Mrs Broad, taking the sun at her door, saw him at the far end of the street; she read his face when he was still quite a long way off, and as he turned in she called out in her fat, cheerful voice, 'You are just in time for a late breakfast, sir. Now pray go in and sit in the parlour; there is a pure fire, drawing sweet. Your letters are upon the table; Lucy will fetch you the paper; and the coffee will be up this directly minute You could do with your breakfast today, sir, I am sure, going out so early on an empty stomach, and the streets so damp.'
He made some objection: but no, he might not go upstairs—his room was being turned out—there were pails and brooms that he might trip on in the dark—so there he sat staring at the fire, until the scent of fresh-brewed coffee filled the room, and he turned his chair to the table.
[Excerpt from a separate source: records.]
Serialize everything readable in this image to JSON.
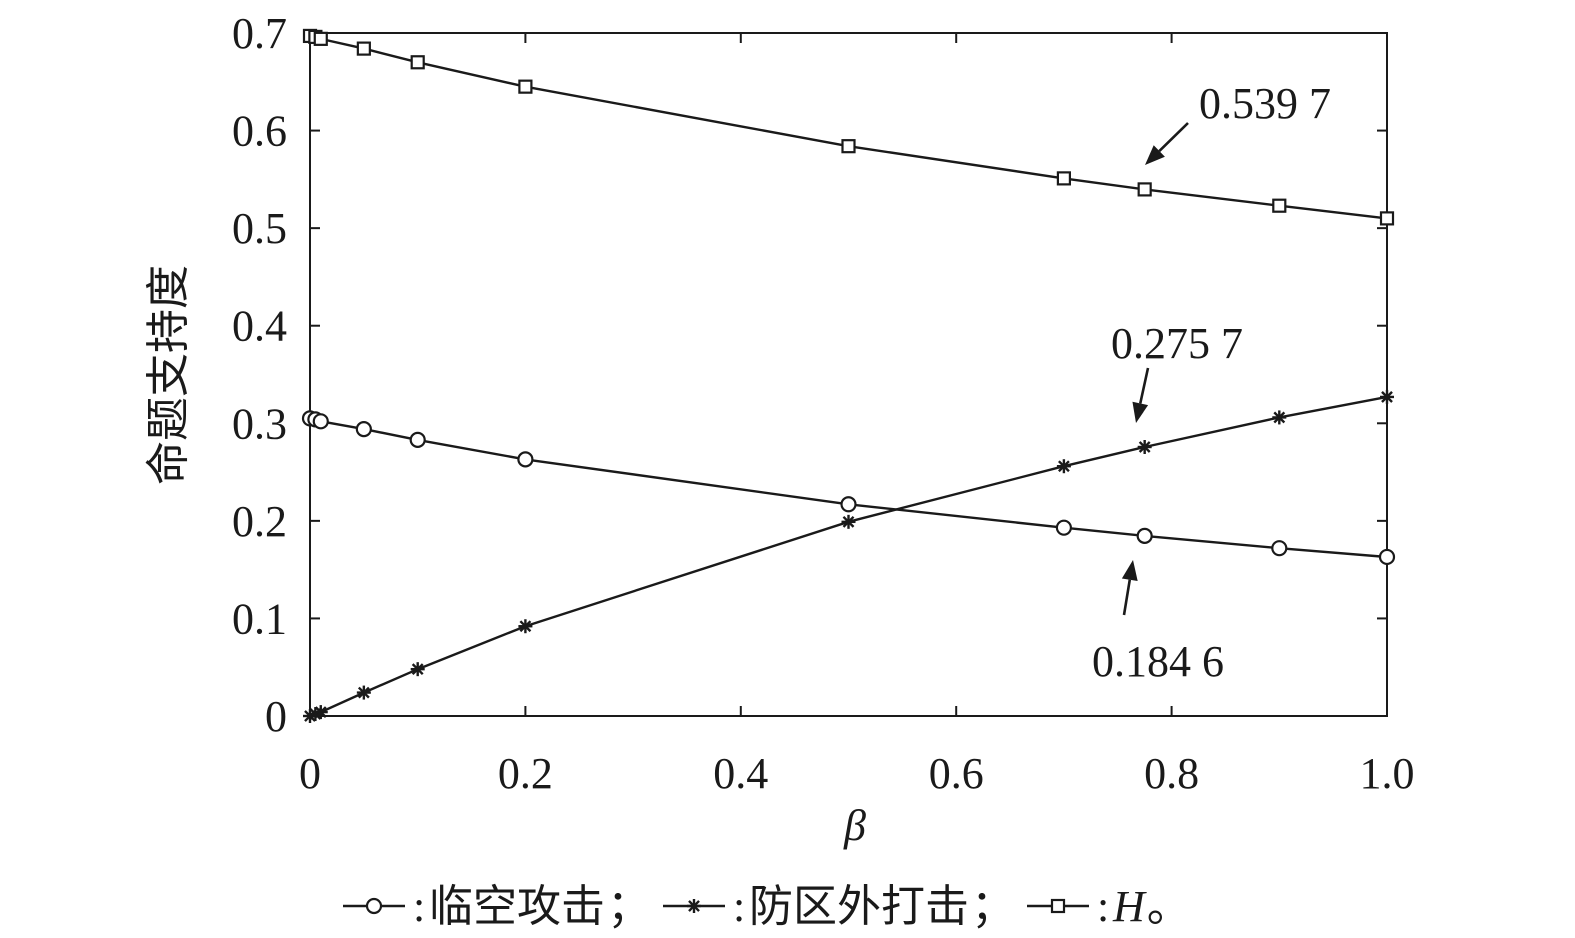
{
  "chart_data": {
    "type": "line",
    "xlabel": "β",
    "ylabel": "命题支持度",
    "xlim": [
      0,
      1.0
    ],
    "ylim": [
      0,
      0.7
    ],
    "x_ticks": [
      "0",
      "0.2",
      "0.4",
      "0.6",
      "0.8",
      "1.0"
    ],
    "y_ticks": [
      "0",
      "0.1",
      "0.2",
      "0.3",
      "0.4",
      "0.5",
      "0.6",
      "0.7"
    ],
    "grid": false,
    "legend_position": "bottom",
    "legend_separator": "；",
    "legend_end": "。",
    "series": [
      {
        "name": "临空攻击",
        "marker": "circle",
        "x": [
          0,
          0.005,
          0.01,
          0.05,
          0.1,
          0.2,
          0.5,
          0.7,
          0.775,
          0.9,
          1.0
        ],
        "values": [
          0.305,
          0.304,
          0.302,
          0.294,
          0.283,
          0.263,
          0.217,
          0.193,
          0.1846,
          0.172,
          0.163
        ]
      },
      {
        "name": "防区外打击",
        "marker": "asterisk",
        "x": [
          0,
          0.005,
          0.01,
          0.05,
          0.1,
          0.2,
          0.5,
          0.7,
          0.775,
          0.9,
          1.0
        ],
        "values": [
          0,
          0.002,
          0.004,
          0.024,
          0.048,
          0.092,
          0.199,
          0.256,
          0.2757,
          0.306,
          0.327
        ]
      },
      {
        "name": "H",
        "marker": "square",
        "x": [
          0,
          0.005,
          0.01,
          0.05,
          0.1,
          0.2,
          0.5,
          0.7,
          0.775,
          0.9,
          1.0
        ],
        "values": [
          0.697,
          0.696,
          0.694,
          0.684,
          0.67,
          0.645,
          0.584,
          0.551,
          0.5397,
          0.523,
          0.51
        ]
      }
    ],
    "annotations": [
      {
        "text": "0.539 7",
        "x": 0.775,
        "y": 0.5397
      },
      {
        "text": "0.275 7",
        "x": 0.775,
        "y": 0.2757
      },
      {
        "text": "0.184 6",
        "x": 0.775,
        "y": 0.1846
      }
    ]
  }
}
His post consisted of The Syphilitic Preceptor, with the auth
or's compliments, and the Philosophical Transactions. After two strong cups that quelled the trembling, he automatically ate what Lucy set before him, the whole of his attention being set upon a paper by Humphry Davy on the electricity of the torpedo-fish. 'How I honour that man,' he murmured, taking up another chop. And there was that quacksalver Mellowes again, with his pernicious theory that consumption was caused by an excess of oxygen. He read the specious nonsense through, to confound the arguments one by one. 'Have I not already ate a chop?' he asked, seeing the chafing-dish renewed.
'It was only a little one, sir,' said Lucy, laying another upon his plate. 'Mrs Broad says there is nothing like a chop for strengthening the blood. But it must be ate up while it's hot.' She spoke kindly but firmly, as to one who was not quite exactly: Mrs Broad and she knew that he had eaten nothing on his journey, that he had taken neither supper nor breakfast, and that he had lain in his damp shirt.